Supreme Court of Wisconsin
Oct 3, 1972
200 N.W.2d 611 (Wis. 1972)

Summary

In Spencer, the Wisconsin Supreme Court held that, where an employee, in good faith, accepts the recommendation of treatment of one doctor, with whom another doctor disagrees, the commission cannot disregard the consequences of the treatment because it finds the treatment either unnecessary or unreasonable.

Summary of this case from City of Wauwatosa v. Labor & Industry Review Commission

Opinion

No. 102.

Argued September 5, 1972. —

Decided October 3, 1972.

APPEAL from a judgment of the circuit court for Dane county: W.L. JACKMAN, Circuit Judge. Affirmed.

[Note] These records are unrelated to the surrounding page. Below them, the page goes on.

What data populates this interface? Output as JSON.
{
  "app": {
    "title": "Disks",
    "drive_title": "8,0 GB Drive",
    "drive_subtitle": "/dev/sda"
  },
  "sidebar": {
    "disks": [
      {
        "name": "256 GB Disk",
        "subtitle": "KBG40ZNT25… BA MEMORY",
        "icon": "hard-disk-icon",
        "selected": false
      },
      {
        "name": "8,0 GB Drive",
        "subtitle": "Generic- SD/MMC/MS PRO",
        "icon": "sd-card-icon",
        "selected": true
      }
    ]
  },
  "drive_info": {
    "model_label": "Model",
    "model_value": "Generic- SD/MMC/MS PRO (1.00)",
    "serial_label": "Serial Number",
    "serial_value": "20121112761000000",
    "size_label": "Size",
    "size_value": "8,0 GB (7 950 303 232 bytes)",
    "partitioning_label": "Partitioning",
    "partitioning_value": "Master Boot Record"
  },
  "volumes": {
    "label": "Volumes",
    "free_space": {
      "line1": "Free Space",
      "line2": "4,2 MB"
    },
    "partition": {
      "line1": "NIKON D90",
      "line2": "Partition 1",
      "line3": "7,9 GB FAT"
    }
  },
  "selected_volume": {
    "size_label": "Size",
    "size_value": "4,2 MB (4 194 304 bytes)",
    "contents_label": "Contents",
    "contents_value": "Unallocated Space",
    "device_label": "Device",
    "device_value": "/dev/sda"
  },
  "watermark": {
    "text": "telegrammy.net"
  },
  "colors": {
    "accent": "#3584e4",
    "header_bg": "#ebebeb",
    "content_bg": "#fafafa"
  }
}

For the appellant Department of Industry, Labor Human Relations the cause was argued by James P. Altman, assistant attorney general, with whom on the brief was Robert W. Warren, attorney general.

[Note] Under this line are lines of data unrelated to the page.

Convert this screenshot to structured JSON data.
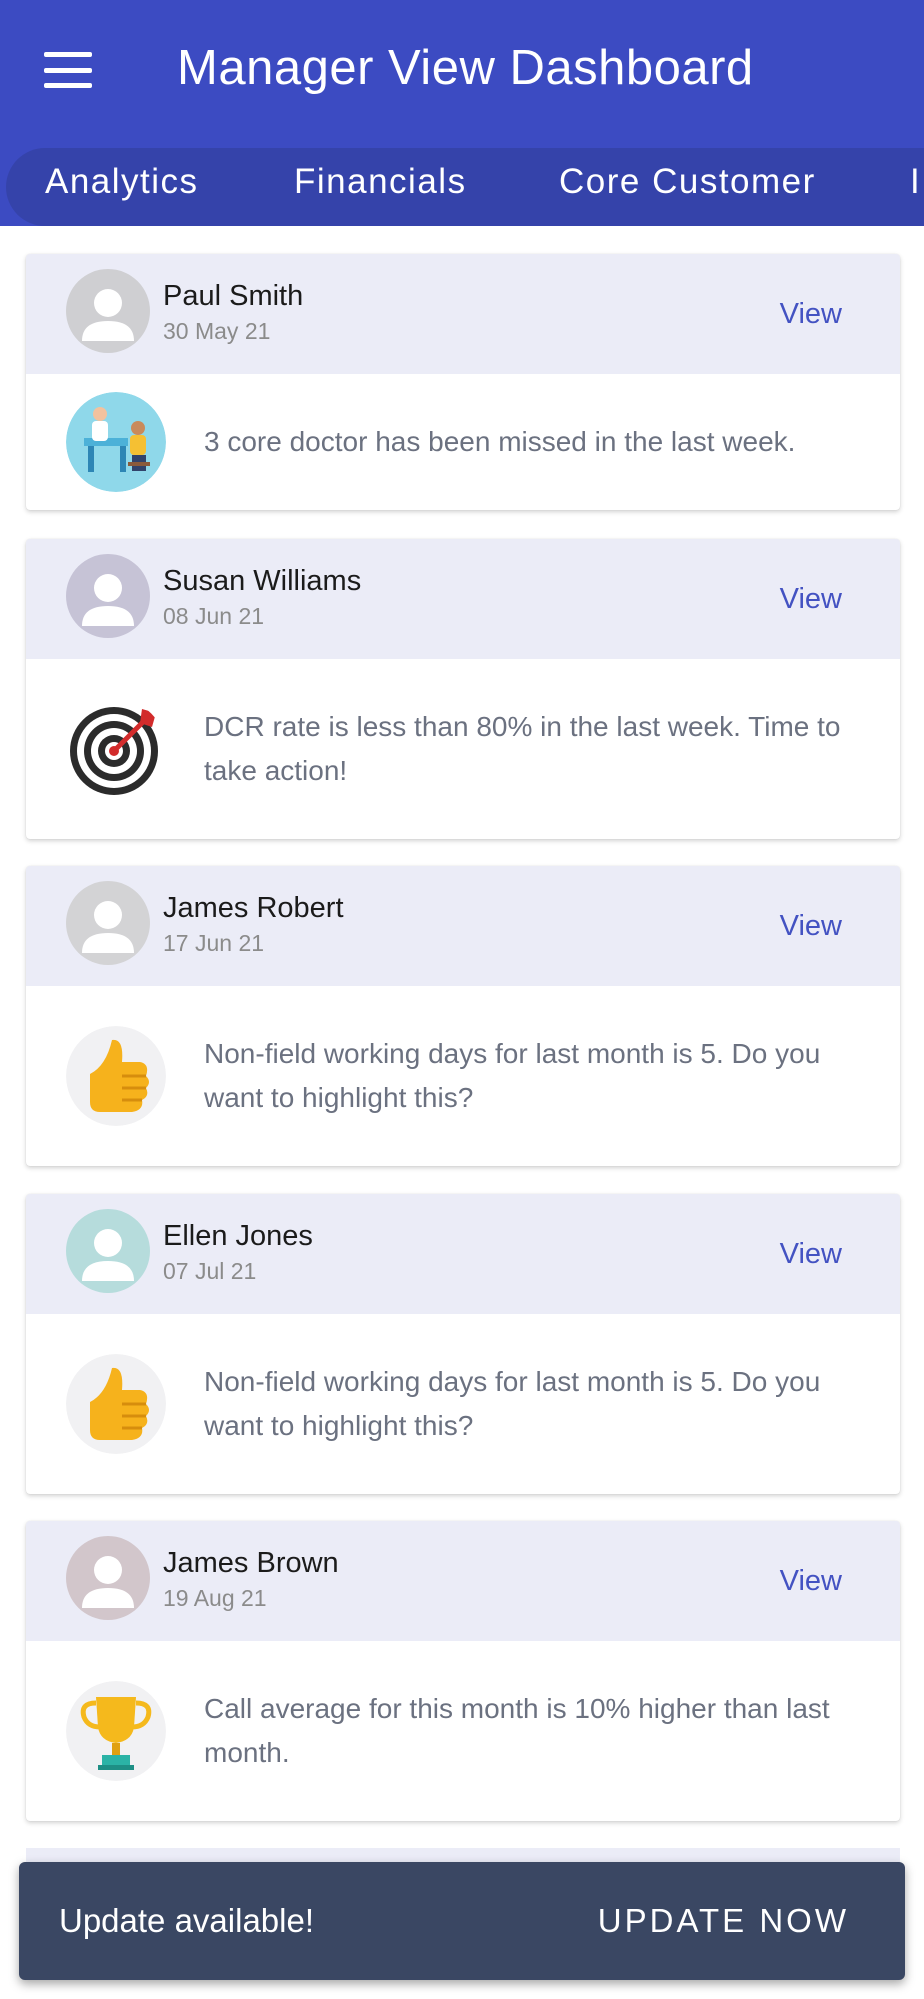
{
  "header": {
    "title": "Manager View Dashboard",
    "menu_icon": "hamburger-menu-icon",
    "background": "#3c4bc2"
  },
  "tabs": [
    {
      "label": "Analytics"
    },
    {
      "label": "Financials"
    },
    {
      "label": "Core Customer"
    },
    {
      "label": "I"
    }
  ],
  "feed": [
    {
      "name": "Paul Smith",
      "date": "30 May 21",
      "action": "View",
      "icon": "doctor-visit-icon",
      "message": "3 core doctor has been missed in the last week.",
      "avatar_color": "#cfcfd2"
    },
    {
      "name": "Susan Williams",
      "date": "08 Jun 21",
      "action": "View",
      "icon": "target-dart-icon",
      "message": "DCR rate is less than 80% in the last week. Time to take action!",
      "avatar_color": "#c6c3d6"
    },
    {
      "name": "James Robert",
      "date": "17 Jun 21",
      "action": "View",
      "icon": "thumbs-up-icon",
      "message": "Non-field working days for last month is 5. Do you want to highlight this?",
      "avatar_color": "#d3d3d5"
    },
    {
      "name": "Ellen Jones",
      "date": "07 Jul 21",
      "action": "View",
      "icon": "thumbs-up-icon",
      "message": "Non-field working days for last month is 5. Do you want to highlight this?",
      "avatar_color": "#b6dcdc"
    },
    {
      "name": "James Brown",
      "date": "19 Aug 21",
      "action": "View",
      "icon": "trophy-icon",
      "message": "Call average for this month is 10% higher than last month.",
      "avatar_color": "#d2c6cb"
    }
  ],
  "snackbar": {
    "text": "Update available!",
    "action": "UPDATE NOW"
  }
}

For the appellants Thomas L. Spencer and Employers Insurance of Wausau there was a brief by Klueter, Larson MacKenzie of Wausau, and oral argument by E. E. Larson.

For the respondent there was a brief by Winter Winter of Antigo, and oral argument by Richard T. Winter.

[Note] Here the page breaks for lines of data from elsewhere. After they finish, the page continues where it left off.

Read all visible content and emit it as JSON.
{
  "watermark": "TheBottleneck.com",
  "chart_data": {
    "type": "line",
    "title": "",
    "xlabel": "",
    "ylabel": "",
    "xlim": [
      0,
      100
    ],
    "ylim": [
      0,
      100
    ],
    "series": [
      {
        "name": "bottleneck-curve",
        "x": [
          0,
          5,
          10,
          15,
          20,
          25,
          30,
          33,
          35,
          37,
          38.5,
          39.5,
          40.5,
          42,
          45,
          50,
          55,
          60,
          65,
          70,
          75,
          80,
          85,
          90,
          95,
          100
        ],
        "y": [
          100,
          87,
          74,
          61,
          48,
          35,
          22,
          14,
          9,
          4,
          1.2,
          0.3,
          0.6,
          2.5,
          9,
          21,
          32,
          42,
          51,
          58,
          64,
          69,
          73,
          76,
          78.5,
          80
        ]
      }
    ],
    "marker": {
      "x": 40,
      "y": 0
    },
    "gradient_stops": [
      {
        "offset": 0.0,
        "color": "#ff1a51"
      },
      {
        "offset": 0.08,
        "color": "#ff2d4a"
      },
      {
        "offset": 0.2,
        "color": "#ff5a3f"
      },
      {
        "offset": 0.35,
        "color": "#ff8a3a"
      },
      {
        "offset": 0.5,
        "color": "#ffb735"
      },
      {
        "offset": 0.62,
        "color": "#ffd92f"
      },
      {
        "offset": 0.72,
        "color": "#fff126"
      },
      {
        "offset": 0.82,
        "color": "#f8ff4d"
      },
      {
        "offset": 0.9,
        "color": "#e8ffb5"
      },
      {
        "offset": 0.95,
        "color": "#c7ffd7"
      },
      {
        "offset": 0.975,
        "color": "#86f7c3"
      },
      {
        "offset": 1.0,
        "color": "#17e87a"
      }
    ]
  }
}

This appeal is to obtain a review of a judgment which set aside the findings and order of the Department of Industry, Labor Human Relations (ILHR Department) and remanded the record with directions.

On October 18, 1965, Henry Spencer, respondent, sustained a knee injury compensable under the Workmen's Compensation Act, while employed by his brother, Thomas L. Spencer. As a result of this injury he was treated by his family physician. Because the respondent still complained of great pain and discomfort, he was referred to Dr. W.E. Braun, an orthopedic surgeon, on July 26, 1966. After examination Dr. Braun recommended the removal of his kneecap; and this operation was performed by him on September 6, 1966. Subsequent to the operation, Dr. Braun determined that respondent had suffered permanent disability equivalent to 15 percent at the knee, that he could return to work on April 1, 1967, and that no further treatment was necessary.

On August 11, 1967, respondent began seeing Dr. Thomas O. Miller, another orthopedic surgeon. There is no allegation that Dr. Miller was not on the panel of physicians provided to respondent after his injury. After a second examination on June 14, 1968, Dr. Miller concluded that, in light of respondent's inability to return to work due to his constant complaint of severe pain, that an arthrodesis should be performed. The arthrodesis was performed on August 30, 1968. Dr. Braun had reexamined the respondent on May 20, 1968, and again recommended that no further treatment was in order.

After the arthrodesis, Dr. Miller estimated the permanent partial disability to be 40 percent, as the leg was now stiff. He also set the date at which respondent could return to work as April 15, 1969. After a hearing before the department, where both surgeons testified as to their objective findings and considered medical opinions, the department awarded compensation for permanent partial disability equivalent to 15 percent at the left knee, temporary total disability and medical expenses up to April 1, 1967, and held that the medical expenses incurred by respondent for the arthrodesis were not reasonable and necessary because of the injury. The circuit court set aside the findings and the order of the department and remanded the record for proceedings consistent with its directions for judgment. The department, Thomas L. Spencer and his insurer, Employers Insurance of Wausau, appeal from the judgment.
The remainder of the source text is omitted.